Why variance estimator is biased when uses n as denominator.

Given  $X_1, .. , X_n$ a set of independent and identically distributed random variables with fixed, existent and unknown mean $\mu$ and variance $\sigma^2$, one usual problem which needs to be solved is to estimate population variance $\sigma^2$. One well known estimators for that, which we will denote as $S_n^2$ is defined by the following formula.
$$S_n^2 = E\left[\frac{1}{n}\sum_{i=1}^{n}(X_i-\bar{X_n})^2\right]$$
where $\bar{X_n} = \frac{1}{n}\sum_{i=1}^{n}X_i$ is the population mean estimator.

It is a well know fact that the estimator for population variance $S_n^2$ is biased when it uses $n$ as denominator. By biased, we mean that it's expected value does not equals with the theoretical value of population variance $\sigma^2$. This fact is stated in almost all statistics books and this is the reason why this estimator is not considered THE population variance estimator. Even so, I saw no complete/clear proof of this fact. On wikipedia site there are two proofs but none convinced me enough to accept that and this problem bothered me for quite a few weeks.

Finally I arrived at a simpler (in my humble opinion) proof of that fact: this population variance estimator is biased.

To proceed with the proof we have to assert that for a given random variable $X$, the expected value of $X^2$ equals squared mean plus variation.
$$EX^2 = E(X-\mu+\mu)^2 = E(X-\mu)^2 + 2\mu E(X-\mu) + E\mu^2 = \sigma^2+\mu^2$$
Another needed assertion is the fact that expected value of the product of two independent random variables equals the product of the expected values of those variables. $$EXY = EXEY$$ .

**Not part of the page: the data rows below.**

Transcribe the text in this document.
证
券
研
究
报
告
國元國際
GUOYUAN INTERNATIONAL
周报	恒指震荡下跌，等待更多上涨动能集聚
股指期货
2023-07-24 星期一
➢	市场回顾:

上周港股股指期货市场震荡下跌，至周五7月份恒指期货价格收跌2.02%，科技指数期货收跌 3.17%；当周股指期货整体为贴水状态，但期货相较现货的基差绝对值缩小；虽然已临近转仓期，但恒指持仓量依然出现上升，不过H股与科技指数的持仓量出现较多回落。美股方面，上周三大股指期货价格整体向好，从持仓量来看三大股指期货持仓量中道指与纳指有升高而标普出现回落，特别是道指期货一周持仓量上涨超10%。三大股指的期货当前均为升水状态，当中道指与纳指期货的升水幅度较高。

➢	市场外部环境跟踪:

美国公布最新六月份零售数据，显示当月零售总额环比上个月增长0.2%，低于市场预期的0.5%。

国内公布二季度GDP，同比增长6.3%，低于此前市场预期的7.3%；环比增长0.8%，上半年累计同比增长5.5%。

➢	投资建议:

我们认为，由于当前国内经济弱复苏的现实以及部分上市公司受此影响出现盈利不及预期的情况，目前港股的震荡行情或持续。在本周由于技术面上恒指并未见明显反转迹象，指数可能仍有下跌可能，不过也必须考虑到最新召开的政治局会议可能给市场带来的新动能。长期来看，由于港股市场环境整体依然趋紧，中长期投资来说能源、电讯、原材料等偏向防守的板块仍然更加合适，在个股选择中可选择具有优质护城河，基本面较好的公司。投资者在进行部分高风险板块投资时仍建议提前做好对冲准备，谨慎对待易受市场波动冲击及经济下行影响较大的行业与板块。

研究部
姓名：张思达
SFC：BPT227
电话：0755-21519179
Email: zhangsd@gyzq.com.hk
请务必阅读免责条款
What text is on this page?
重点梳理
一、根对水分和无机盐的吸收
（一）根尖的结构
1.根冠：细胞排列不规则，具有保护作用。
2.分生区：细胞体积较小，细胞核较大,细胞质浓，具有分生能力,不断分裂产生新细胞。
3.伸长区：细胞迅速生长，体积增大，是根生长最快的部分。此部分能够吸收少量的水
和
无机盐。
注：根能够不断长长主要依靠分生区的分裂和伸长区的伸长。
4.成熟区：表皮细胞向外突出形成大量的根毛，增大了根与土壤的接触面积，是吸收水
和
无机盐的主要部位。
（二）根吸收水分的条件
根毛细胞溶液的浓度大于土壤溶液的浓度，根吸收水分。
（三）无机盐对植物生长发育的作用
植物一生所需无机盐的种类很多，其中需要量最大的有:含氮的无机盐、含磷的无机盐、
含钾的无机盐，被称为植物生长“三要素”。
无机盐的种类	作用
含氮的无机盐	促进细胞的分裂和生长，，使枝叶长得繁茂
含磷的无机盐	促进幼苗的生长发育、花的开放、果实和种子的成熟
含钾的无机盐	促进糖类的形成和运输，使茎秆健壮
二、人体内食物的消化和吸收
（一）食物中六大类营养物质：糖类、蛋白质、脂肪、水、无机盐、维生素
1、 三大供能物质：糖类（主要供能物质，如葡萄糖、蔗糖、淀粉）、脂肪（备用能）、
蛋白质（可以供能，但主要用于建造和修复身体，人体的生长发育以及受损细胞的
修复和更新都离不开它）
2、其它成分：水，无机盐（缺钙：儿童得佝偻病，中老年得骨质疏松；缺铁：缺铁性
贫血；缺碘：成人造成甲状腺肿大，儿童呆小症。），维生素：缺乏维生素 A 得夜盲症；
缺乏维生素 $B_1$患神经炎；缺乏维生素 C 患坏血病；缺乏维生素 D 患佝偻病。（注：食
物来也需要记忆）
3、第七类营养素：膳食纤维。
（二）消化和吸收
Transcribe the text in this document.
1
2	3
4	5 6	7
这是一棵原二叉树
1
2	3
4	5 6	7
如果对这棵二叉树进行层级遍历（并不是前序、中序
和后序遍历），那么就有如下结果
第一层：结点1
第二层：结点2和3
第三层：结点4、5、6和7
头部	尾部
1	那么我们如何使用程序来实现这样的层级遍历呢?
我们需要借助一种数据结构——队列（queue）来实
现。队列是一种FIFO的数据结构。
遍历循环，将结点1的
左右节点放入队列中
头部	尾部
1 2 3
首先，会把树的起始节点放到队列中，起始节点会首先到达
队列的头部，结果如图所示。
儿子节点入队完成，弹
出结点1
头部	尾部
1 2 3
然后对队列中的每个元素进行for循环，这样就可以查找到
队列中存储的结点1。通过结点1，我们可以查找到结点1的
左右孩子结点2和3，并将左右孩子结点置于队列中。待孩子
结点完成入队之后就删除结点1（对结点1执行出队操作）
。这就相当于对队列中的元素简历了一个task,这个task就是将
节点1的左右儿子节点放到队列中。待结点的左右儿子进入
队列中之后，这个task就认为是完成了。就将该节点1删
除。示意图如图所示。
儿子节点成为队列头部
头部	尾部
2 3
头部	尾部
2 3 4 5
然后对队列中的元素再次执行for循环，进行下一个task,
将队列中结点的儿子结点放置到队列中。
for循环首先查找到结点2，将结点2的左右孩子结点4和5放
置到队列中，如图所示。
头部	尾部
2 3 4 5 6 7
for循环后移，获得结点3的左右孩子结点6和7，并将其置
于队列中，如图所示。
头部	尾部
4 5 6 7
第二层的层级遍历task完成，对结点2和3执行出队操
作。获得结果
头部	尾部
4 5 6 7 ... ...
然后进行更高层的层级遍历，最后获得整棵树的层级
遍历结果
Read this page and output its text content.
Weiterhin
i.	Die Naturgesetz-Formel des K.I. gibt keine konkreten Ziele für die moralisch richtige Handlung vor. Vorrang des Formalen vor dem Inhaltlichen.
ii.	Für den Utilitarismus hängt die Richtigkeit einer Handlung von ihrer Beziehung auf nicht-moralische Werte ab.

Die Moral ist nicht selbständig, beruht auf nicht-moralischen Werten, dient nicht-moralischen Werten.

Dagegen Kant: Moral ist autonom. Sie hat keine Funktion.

Now we proceed to develop the definition of $S_n^2$

$$S_n^2 = E\left[\frac{1}{n}\sum_{i=1}^{n}(X_i - \bar{X_n})^2\right] = E\left[\frac{1}{n}\sum_{i=1}^{n}(X_i^2 - 2X_i\bar{X_n} + \bar{X_n}^2)\right] = \frac{1}{n}\sum_{i=1}^{n}EX_i^2 - \frac{2}{n}\sum_{i=1}^{n}EX_i\bar{X_n} + \frac{1}{n}\sum_{i=1}^{n}E\bar{X_n}^2$$

Using preliminary results we have

$$= \mu^2 + \sigma^2 - \frac{2}{n}\sum_{i=1}^{n}EX_i\left(\frac{1}{n}\sum_{j=1}^{n}X_j\right) + \mu^2 + \frac{\sigma^2}{n} = 2\mu^2 + \sigma^2 + \frac{\sigma^2}{n} - \frac{2}{n^2}\sum_{i=1}^{n}\sum_{j=1}^{n}EX_iX_j$$

In the last equation we study the sum of sums of products $\sum_{i=1}^{n}\sum_{j=1}^{n}EX_iX_j$. This expression has $n^2$ terms and, among these terms, there are $n$ terms with equal indexes for which we empower first preliminary result. Also, the same expression contains $n^2-n$ terms with different indexes, where we can empower second preliminary. Thus we can develop further the equation of $S_n^2$

$$S_n^2 = 2\mu^2 + \sigma^2 + \frac{\sigma^2}{n} - \frac{2}{n^2}\left[n(\mu^2+\sigma^2) + (n^2-n)\mu^2\right] = 2\mu^2 + \sigma^2 + \frac{\sigma^2}{n} - \frac{2}{n^2}\left[n\mu^2+n\sigma^2 + n^2\mu^2 - n\mu^2\right]$$
$$S_n^2 = 2\mu^2 + \sigma^2 + \frac{\sigma^2}{n} - 2\mu^2 - \frac{2\sigma^2}{n} = \sigma^2 - \frac{\sigma^2}{n}$$

Finally, we find that the estimator is biased, i.e. its expected value is not equal with theoretical population variance $\sigma^2$.
$$S_n^2 = \sigma^2\frac{n-1}{n} \leq \sigma^2$$